The current forecast is dominated by the likely end of the La Niña over the next few months and the return to neutral conditions. Warmer and drier than normal weather is still considered the most likely to occur, although this year I would not be surprised to see an outbreak of more cold come through the region late this winter or in early spring. If a cold outbreak occurs after a few warm weeks, then it could cause problems for fruit farmers simply because we’ve had ample chill hours this year and the trees are ready to bloom.
Looking at a longer-term, temperature trends since about 1970 are pushing us towards warmer conditions. In that time both the annual average temperature and the April-September temperatures have risen about 2°F. Night-time temperatures are rising more quickly than daytime temps. And if we have a drought, the likelihood of above-normal temperatures goes up because most of the sun’s energy goes into heating the ground (and the air above it) rather than into evaporating moisture so the bottom line for this coming growing season is this:
Drought is more likely than usual this summer, especially in the Tennessee Valley area.

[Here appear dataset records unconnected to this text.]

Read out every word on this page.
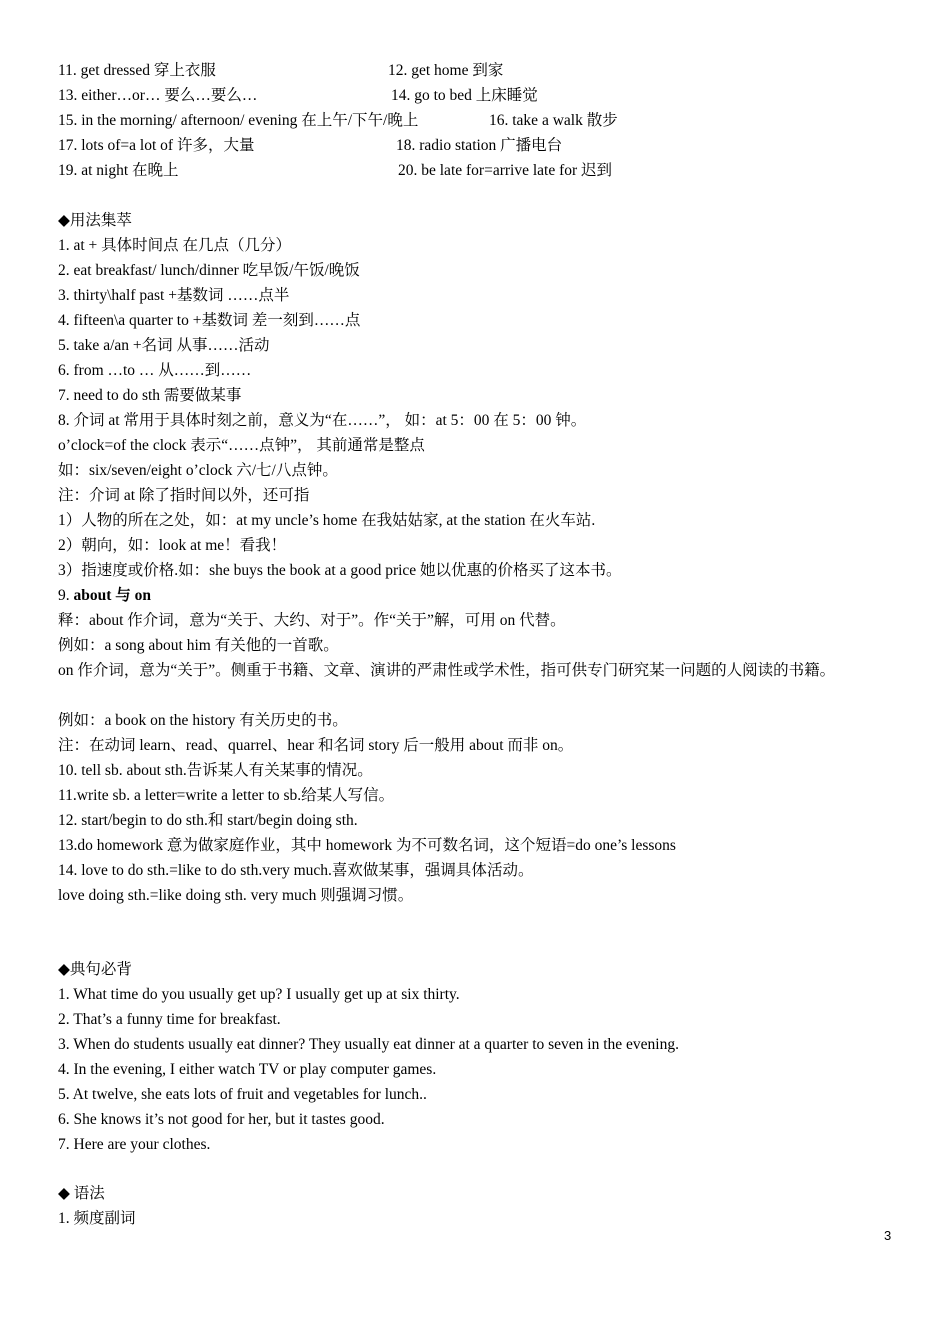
11. get dressed 穿上衣服	12. get home 到家
13. either…or… 要么…要么…	14. go to bed 上床睡觉
15. in the morning/ afternoon/ evening 在上午/下午/晚上	16. take a walk 散步
17. lots of=a lot of 许多，大量	18. radio station 广播电台
19. at night 在晚上	20. be late for=arrive late for 迟到
◆用法集萃
1. at + 具体时间点 在几点（几分）
2. eat breakfast/ lunch/dinner 吃早饭/午饭/晚饭
3. thirty\half past +基数词 ……点半
4. fifteen\a quarter to +基数词 差一刻到……点
5. take a/an +名词 从事……活动
6. from …to … 从……到……
7. need to do sth 需要做某事
8. 介词 at 常用于具体时刻之前，意义为“在……”， 如：at 5：00 在 5：00 钟。
o’clock=of the clock 表示“……点钟”， 其前通常是整点
如：six/seven/eight o’clock 六/七/八点钟。
注：介词 at 除了指时间以外，还可指
1）人物的所在之处，如：at my uncle’s home 在我姑姑家, at the station 在火车站.
2）朝向，如：look at me！看我！
3）指速度或价格.如：she buys the book at a good price 她以优惠的价格买了这本书。
9. about 与 on
释：about 作介词，意为“关于、大约、对于”。作“关于”解，可用 on 代替。
例如：a song about him 有关他的一首歌。
on 作介词，意为“关于”。侧重于书籍、文章、演讲的严肃性或学术性，指可供专门研究某一问题的人阅读的书籍。
例如：a book on the history 有关历史的书。
注：在动词 learn、read、quarrel、hear 和名词 story 后一般用 about 而非 on。
10. tell sb. about sth.告诉某人有关某事的情况。
11.write sb. a letter=write a letter to sb.给某人写信。
12. start/begin to do sth.和 start/begin doing sth.
13.do homework 意为做家庭作业，其中 homework 为不可数名词，这个短语=do one’s lessons
14. love to do sth.=like to do sth.very much.喜欢做某事，强调具体活动。
love doing sth.=like doing sth. very much 则强调习惯。
◆典句必背
1. What time do you usually get up? I usually get up at six thirty.
2. That’s a funny time for breakfast.
3. When do students usually eat dinner? They usually eat dinner at a quarter to seven in the evening.
4. In the evening, I either watch TV or play computer games.
5. At twelve, she eats lots of fruit and vegetables for lunch..
6. She knows it’s not good for her, but it tastes good.
7. Here are your clothes.
◆ 语法
1. 频度副词
3
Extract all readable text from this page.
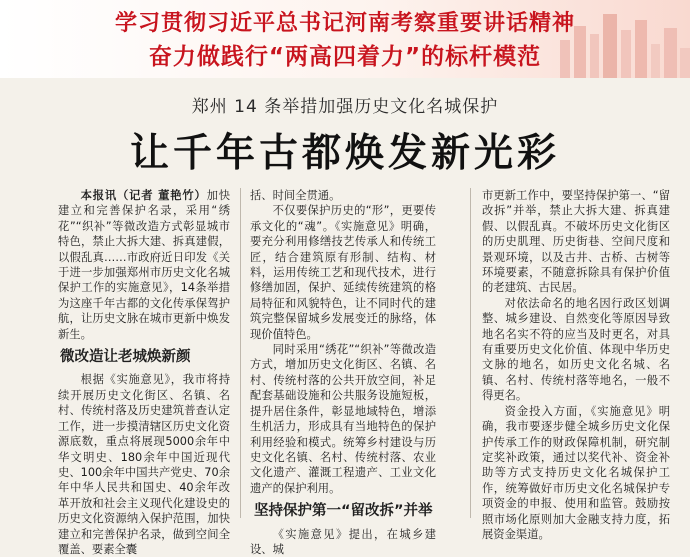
学习贯彻习近平总书记河南考察重要讲话精神
奋力做践行“两高四着力”的标杆模范
郑州 14 条举措加强历史文化名城保护
让千年古都焕发新光彩

本报讯（记者 董艳竹）加快建立和完善保护名录，采用“绣花”“织补”等微改造方式彰显城市特色，禁止大拆大建、拆真建假，以假乱真……市政府近日印发《关于进一步加强郑州市历史文化名城保护工作的实施意见》，14条举措为这座千年古都的文化传承保驾护航，让历史文脉在城市更新中焕发新生。

微改造让老城焕新颜

根据《实施意见》，我市将持续开展历史文化街区、名镇、名村、传统村落及历史建筑普查认定工作，进一步摸清辖区历史文化资源底数，重点将展现5000余年中华文明史、180余年中国近现代史、100余年中国共产党史、70余年中华人民共和国史、40余年改革开放和社会主义现代化建设史的历史文化资源纳入保护范围，加快建立和完善保护名录，做到空间全覆盖、要素全囊

括、时间全贯通。

不仅要保护历史的“形”，更要传承文化的“魂”。《实施意见》明确，要充分利用修缮技艺传承人和传统工匠，结合建筑原有形制、结构、材料，运用传统工艺和现代技术，进行修缮加固，保护、延续传统建筑的格局特征和风貌特色，让不同时代的建筑完整保留城乡发展变迁的脉络，体现价值特色。

同时采用“绣花”“织补”等微改造方式，增加历史文化街区、名镇、名村、传统村落的公共开放空间，补足配套基础设施和公共服务设施短板，提升居住条件，彰显地域特色，增添生机活力，形成具有当地特色的保护利用经验和模式。统筹乡村建设与历史文化名镇、名村、传统村落、农业文化遗产、灌溉工程遗产、工业文化遗产的保护利用。

坚持保护第一“留改拆”并举

《实施意见》提出，在城乡建设、城

市更新工作中，要坚持保护第一、“留改拆”并举，禁止大拆大建、拆真建假、以假乱真。不破坏历史文化街区的历史肌理、历史街巷、空间尺度和景观环境，以及古井、古桥、古树等环境要素，不随意拆除具有保护价值的老建筑、古民居。

对依法命名的地名因行政区划调整、城乡建设、自然变化等原因导致地名名实不符的应当及时更名，对具有重要历史文化价值、体现中华历史文脉的地名，如历史文化名城、名镇、名村、传统村落等地名，一般不得更名。

资金投入方面，《实施意见》明确，我市要逐步健全城乡历史文化保护传承工作的财政保障机制，研究制定奖补政策，通过以奖代补、资金补助等方式支持历史文化名城保护工作，统筹做好市历史文化名城保护专项资金的申报、使用和监管。鼓励按照市场化原则加大金融支持力度，拓展资金渠道。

If average temperatures continue to rise, it will make warmer temperatures more likely, especially if we are in drought. Summer is likely to be hotter than last year, which means heat stress on crops and livestock will be more of an issue this year. And the Atlantic Ocean basin will probably have another active year, but at this point we can’t say where the storms will go or what destruction they are likely to cause but you should always be prepared for damage and power outages every year, regardless of whether they come from hurricanes, ice storms or severe thunderstorms.